The uploaded video is kept as private so that you look at the video and its metadata before publishing it.
video_upload_workflow: The Orchestrator
Of course I don’t want to have to invoke all of the above steps individually every time. So I have a meta-orchestrator that runs the entire pipeline. It also takes care of transcribing the video using OpenAI’s whisper tool.
There’s some caching of intermediate outputs to make retries faster in case something breaks midway.
Audio
Getting good audio is way more important than high-resolution video. People can watch a potato webcam video if it has decent audio, but will not stay for 2 seconds on video shot on an 8K RED camera if the audio sounds like it is coming out of a tincan.

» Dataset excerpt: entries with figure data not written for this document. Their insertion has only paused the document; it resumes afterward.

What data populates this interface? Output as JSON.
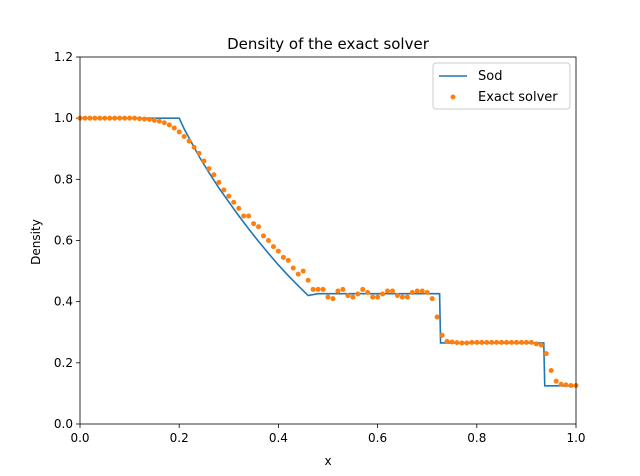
{
  "chart_data": {
    "type": "line",
    "title": "Density of the exact solver",
    "xlabel": "x",
    "ylabel": "Density",
    "xlim": [
      0,
      1
    ],
    "ylim": [
      0,
      1.2
    ],
    "xticks": [
      "0.0",
      "0.2",
      "0.4",
      "0.6",
      "0.8",
      "1.0"
    ],
    "yticks": [
      "0.0",
      "0.2",
      "0.4",
      "0.6",
      "0.8",
      "1.0",
      "1.2"
    ],
    "grid": false,
    "legend_position": "top-right",
    "series": [
      {
        "name": "Sod",
        "style": "line",
        "color": "#1f77b4",
        "x": [
          0.0,
          0.2,
          0.21,
          0.22,
          0.23,
          0.24,
          0.26,
          0.28,
          0.3,
          0.32,
          0.34,
          0.36,
          0.38,
          0.4,
          0.42,
          0.44,
          0.46,
          0.48,
          0.5,
          0.6,
          0.7,
          0.725,
          0.727,
          0.8,
          0.9,
          0.935,
          0.937,
          1.0
        ],
        "y": [
          1.0,
          1.0,
          0.965,
          0.935,
          0.905,
          0.875,
          0.822,
          0.772,
          0.726,
          0.681,
          0.638,
          0.597,
          0.558,
          0.52,
          0.485,
          0.452,
          0.42,
          0.426,
          0.426,
          0.426,
          0.426,
          0.426,
          0.265,
          0.265,
          0.265,
          0.265,
          0.125,
          0.125
        ]
      },
      {
        "name": "Exact solver",
        "style": "markers",
        "color": "#ff7f0e",
        "x": [
          0.0,
          0.01,
          0.02,
          0.03,
          0.04,
          0.05,
          0.06,
          0.07,
          0.08,
          0.09,
          0.1,
          0.11,
          0.12,
          0.13,
          0.14,
          0.15,
          0.16,
          0.17,
          0.18,
          0.19,
          0.2,
          0.21,
          0.22,
          0.23,
          0.24,
          0.25,
          0.26,
          0.27,
          0.28,
          0.29,
          0.3,
          0.31,
          0.32,
          0.33,
          0.34,
          0.35,
          0.36,
          0.37,
          0.38,
          0.39,
          0.4,
          0.41,
          0.42,
          0.43,
          0.44,
          0.45,
          0.46,
          0.47,
          0.48,
          0.49,
          0.5,
          0.51,
          0.52,
          0.53,
          0.54,
          0.55,
          0.56,
          0.57,
          0.58,
          0.59,
          0.6,
          0.61,
          0.62,
          0.63,
          0.64,
          0.65,
          0.66,
          0.67,
          0.68,
          0.69,
          0.7,
          0.71,
          0.72,
          0.73,
          0.74,
          0.75,
          0.76,
          0.77,
          0.78,
          0.79,
          0.8,
          0.81,
          0.82,
          0.83,
          0.84,
          0.85,
          0.86,
          0.87,
          0.88,
          0.89,
          0.9,
          0.91,
          0.92,
          0.93,
          0.94,
          0.95,
          0.96,
          0.97,
          0.98,
          0.99,
          1.0
        ],
        "y": [
          1.0,
          1.0,
          1.0,
          1.0,
          1.0,
          1.0,
          1.0,
          1.0,
          1.0,
          1.0,
          1.0,
          1.0,
          0.998,
          0.997,
          0.996,
          0.993,
          0.99,
          0.985,
          0.978,
          0.968,
          0.955,
          0.94,
          0.925,
          0.905,
          0.885,
          0.86,
          0.835,
          0.815,
          0.79,
          0.765,
          0.745,
          0.725,
          0.705,
          0.68,
          0.68,
          0.655,
          0.645,
          0.615,
          0.6,
          0.58,
          0.565,
          0.545,
          0.535,
          0.51,
          0.49,
          0.5,
          0.47,
          0.44,
          0.44,
          0.44,
          0.415,
          0.41,
          0.435,
          0.44,
          0.42,
          0.415,
          0.425,
          0.44,
          0.43,
          0.415,
          0.415,
          0.425,
          0.435,
          0.435,
          0.42,
          0.415,
          0.415,
          0.43,
          0.435,
          0.435,
          0.43,
          0.41,
          0.35,
          0.29,
          0.27,
          0.268,
          0.266,
          0.265,
          0.265,
          0.267,
          0.267,
          0.267,
          0.267,
          0.267,
          0.267,
          0.267,
          0.267,
          0.267,
          0.267,
          0.267,
          0.267,
          0.267,
          0.262,
          0.258,
          0.23,
          0.175,
          0.14,
          0.13,
          0.128,
          0.126,
          0.126
        ]
      }
    ]
  }
}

Fortunately, it is very hard to go wrong with any decent modern microphone. These are the mics I’m currently using (depending on where I am recording).
Experience
Various parts of the above setup came about organically over time.
color_edit
is the oldest one. I’ve been using it for more than 4 years now and every video on my channel in that time frame has been automatically edited using it. I haven’t even been making any changes to it recently. It does its job well and without any fuss.
The other parts are more recent and were mostly cobbled together in the last year or so. All the same, at this point they have been used to publish many videos on my channel and I intend to keep using this pipeline.